Abstract: TH-PO0084
Kidney Perspective of a Novel Fusion Protein Immune Agent: Anti-PD1/Mutated IL-15 Fusion Protein
Session Information
- AKI: Pathogenesis and Disease Mechanisms
November 06, 2025 | Location: Exhibit Hall, Convention Center
Abstract Time: 10:00 AM - 12:00 PM
Category: Acute Kidney Injury
- 102 AKI: Clinical, Outcomes, and Trials
Authors
- Cintrón-García, Juan J., The University of Texas MD Anderson Cancer Center, Houston, Texas, United States
- Boldt, Christopher, Baylor College of Medicine, Houston, Texas, United States
- Tchakarov, Amanda, The University of Texas Health Science Center at Houston, Houston, Texas, United States
- Workeneh, Biruh, The University of Texas MD Anderson Cancer Center, Houston, Texas, United States
Introduction
Approach to cancer treatment through immunoregulatory mechanisms as in Immune Checkpoint Inhibitors(ICI) is quickly revealing promising therapeutic options.ICI gents targeting CTLA-4,PD-1 and PDL-1 are increasingly utilized.However, resistance and relapse remain challenges. IL-15 enhances immune activation, promotes expression of checkpoint molecules (PD-1/PDL-1), and supports NK and CD8+ T cell survival, leading to development of fusion protein like anti-PD1/mutated IL-15.ICI nephrotoxicity has also been well documented however kidney injury as a result of this agent has not been described, to our knowledge.
Case Description
27 yo F, hx of colorectal ca diagnosed 3/2021, relapsed despite multiple lines of treatment.Enrolled in clinical trial 12/2024, started treatment with agent anti PD1/mutated IL-15.Admitted 1/2025 for flu-like symptoms/nausea/vomiting/diarrhea, elevated creatinine.Consulted to Onconephrology for AKI with creatinine(Cr) 7.72 mg/dL and peak 8.89, no hydronephrosis on renal US, not uremic on exam.In addition to prerenal, worsening creatinine despite IV fluids.Urine suggestive of ATI with urine Na 57, Cl 36, concern for ICI nephrotoxicity in the setting of recently started agent.Started prednisone empirically, kidney biopsy done during hospitalization, discharged with Cr 2.33 and return to baseline Cr 0.4-0.6 in 1.5 weeks.
Discussion
ICI-associated nephrotoxicity is typically immune-mediated, with acute interstitial nephritis (AIN) being most common.This fusion agent seeks to concentrate immune effects on PD-1+ tumor-infiltrating lymphocytes, potentially minimizing systemic impact to normal tissue.
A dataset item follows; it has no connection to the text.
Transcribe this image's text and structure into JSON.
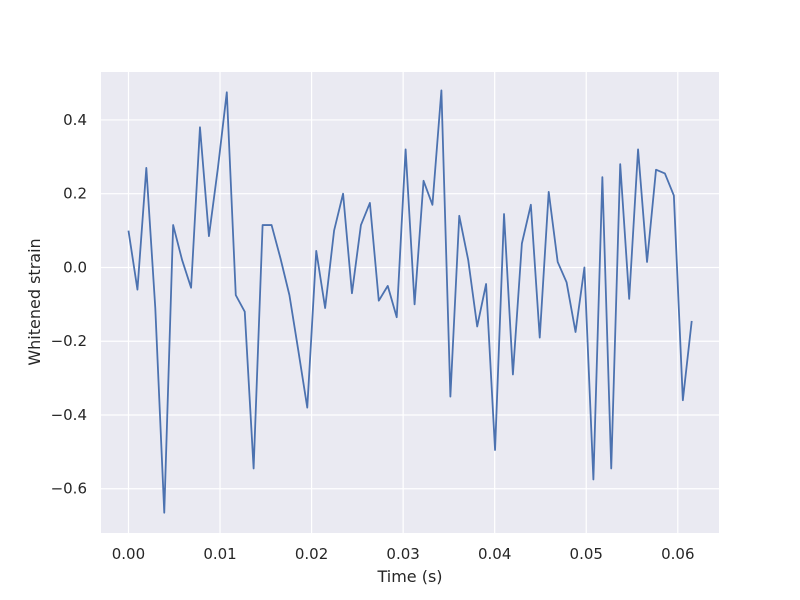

Kidney biopsy confirmed interstitial inflammation/tubulointerstitial nephritis and ATI consistent with acute tubular necrosis. Although this adverse effect has been associated with anti PD-1 and other ICIs, to our knowledge, this is the first documented case of kidney injury related to anti-PD1/mutated IL-15. Ongoing surveillance and case accumulation are essential to assess nephrotoxic risk and compare it with traditional ICI agents.